Cet article a été publié sur Citoyens de demain. Accès à l’article. Témoignage de Joëlle Gerber, coordinatrice au Conseil municipal des enfants de Schiltigheim
 
La commission « Respect de l’autre » 2007-2010 du Conseil municipal des enfants de Schiltigheim a mis en place une série d’émissions de télévision pour sensibiliser le plus largement possible aux problèmes de discrimination et de racisme.
 
Pouvez-vous présenter le Conseil municipal des enfants de Schiltigheim ?
 
Le Conseil municipal des enfants de Schiltigheim est composé de 39 enfants de 9 à 12 ans. Les conseillers enfants se réunissent par commissions thématiques qu’ils définissent en début de mandat. Le projet d’émissions télévisées a été mené par la commission « Respect de l’autre » composé de 7 enfants.
 
Comment est née l’envie chez les enfants de porter un projet de sensibilisation aux discriminations ?
 
Les enfants de la commission « Respect de l’autre » étaient au départ intéressés par plusieurs thématiques : le respect des différences et la pauvreté. Leur objectif était d’avoir un véritable impact, c’est pour cela qu’ils ont choisi de mener une action contre les discriminations.
 
La question des discriminations est une question au centre de notre société, dans leur univers comme dans celui des adultes. A Schiltigheim comme ailleurs, la discrimination est une vraie problématique qui se pose et contre laquelle les enfants souhaitent spontanément se mobiliser. L’évolution des consciences est un véritable besoin. C’est ce que les conseillers enfants défendent dans ce projet.
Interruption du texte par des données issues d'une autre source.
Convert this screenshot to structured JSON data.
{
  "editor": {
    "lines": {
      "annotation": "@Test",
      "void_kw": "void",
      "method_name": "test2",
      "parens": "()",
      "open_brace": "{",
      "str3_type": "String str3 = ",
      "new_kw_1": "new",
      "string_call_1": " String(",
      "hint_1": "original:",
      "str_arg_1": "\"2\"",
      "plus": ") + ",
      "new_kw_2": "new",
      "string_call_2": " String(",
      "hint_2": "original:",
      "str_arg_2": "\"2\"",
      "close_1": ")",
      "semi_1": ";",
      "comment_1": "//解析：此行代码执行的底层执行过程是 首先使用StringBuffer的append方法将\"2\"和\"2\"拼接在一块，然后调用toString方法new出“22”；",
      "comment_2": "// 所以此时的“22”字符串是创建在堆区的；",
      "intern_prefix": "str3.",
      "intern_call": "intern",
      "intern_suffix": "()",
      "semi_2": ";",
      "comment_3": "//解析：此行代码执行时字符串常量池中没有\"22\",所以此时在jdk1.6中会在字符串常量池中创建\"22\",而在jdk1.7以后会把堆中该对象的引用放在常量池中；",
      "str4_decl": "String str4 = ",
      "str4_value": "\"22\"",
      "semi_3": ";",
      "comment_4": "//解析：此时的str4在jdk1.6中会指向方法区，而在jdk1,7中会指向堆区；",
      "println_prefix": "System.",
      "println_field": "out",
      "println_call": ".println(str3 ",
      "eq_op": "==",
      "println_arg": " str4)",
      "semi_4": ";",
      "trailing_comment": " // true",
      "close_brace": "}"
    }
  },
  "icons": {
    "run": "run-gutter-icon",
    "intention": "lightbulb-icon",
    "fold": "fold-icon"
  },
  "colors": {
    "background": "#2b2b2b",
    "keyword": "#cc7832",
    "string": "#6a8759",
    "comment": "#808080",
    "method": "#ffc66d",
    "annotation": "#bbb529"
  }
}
Selon les enfants, la discrimination crée d’énormes conflits, cela conduit des personnes à ne considérer les différences que négativement, alors qu’au fond nous sommes tous égaux. Les enfants ont voulu montrer les impacts négatifs des discriminations.
 
Pour porter le plus largement possible cette voix contre les discriminations, les enfants ont décidé de parler publiquement du problème des discriminations, au travers d’une série d’émissions de télévision.
 
Comment ce projet a-t-il été mis en place ?
 
Les enfants ont travaillé autour de la méthode de projet en suivant les différentes étapes leur permettant d’atteindre leur objectif. Ils se sont impliqués dans chacune d’entre elles (à l’exception du montage).
 
Les enfants ont commencé par mener une réflexion de fond, durant plusieurs mois, afin de comprendre les mécanismes de la discrimination. Cette réflexion a permis au projet de prendre réellement du sens pour les enfants. Ils ont ensuite pu réfléchir aux moyens de lutter contre les discriminations. L’association ALDA (Association de lutte contre les discriminations en Alsace) et l’adjointe au Maire en charge du Handicap, Mme Wahl ont fortement aidé les enfants dans cette phase de réflexion.
 
L’idée de réaliser une série d’émissions de télévision autour de ces sujets est née de la volonté de porter le plus largement possible leurs messages. Deux émissions ont été réalisées durant le mandat des enfants de la commission « Respect de l’autre » 2007-2010 du Conseil municipal des enfants de Schiltigheim : la 1ère émission (fin 2009), porte sur le racisme en partenariat avec France 3 Alsace et la 2ème émission (fin 2010), porte sur les discriminations envers les personnes handicapées en partenariat avec Canal 26, la chaine de télévision locale de Schiltigheim, dans le cadre de la Charte « Ville Handicap » de la ville.
 
Au départ, les enfants voulaient parler de quatre sortes de discriminations qu’ils jugeaient les plus urgentes : le racisme, la discrimination envers les personnes handicapées, la discrimination envers les jeunes et les discriminations au quotidien. Le manque de temps ne leur a pas permis de réaliser les deux dernières émissions, ils ont ainsi choisi de traiter les deux thématiques qui leur semblaient les plus importantes : le racisme et la discrimination envers les personnes handicapées.
 
Les enfants ont défini les conducteurs des émissions pour les structurer. Les enfants ont interviewé des personnes durant ces émissions. Pour cela ils ont pris contact et pris rendez-vous avec eux, puis ils ont préparé les interviews et enfin ils les ont réalisé. Ils ont écrit les commentaires de leurs émissions et ont enregistrés les voix off. Ils ont également préparé les tournages, extérieurs et en plateau.
 
Seul le montage n’a pas été pris en charge par les enfants, bien qu’ils aient réalisé l’enregistrement des voix off, des commentaires et des annonces.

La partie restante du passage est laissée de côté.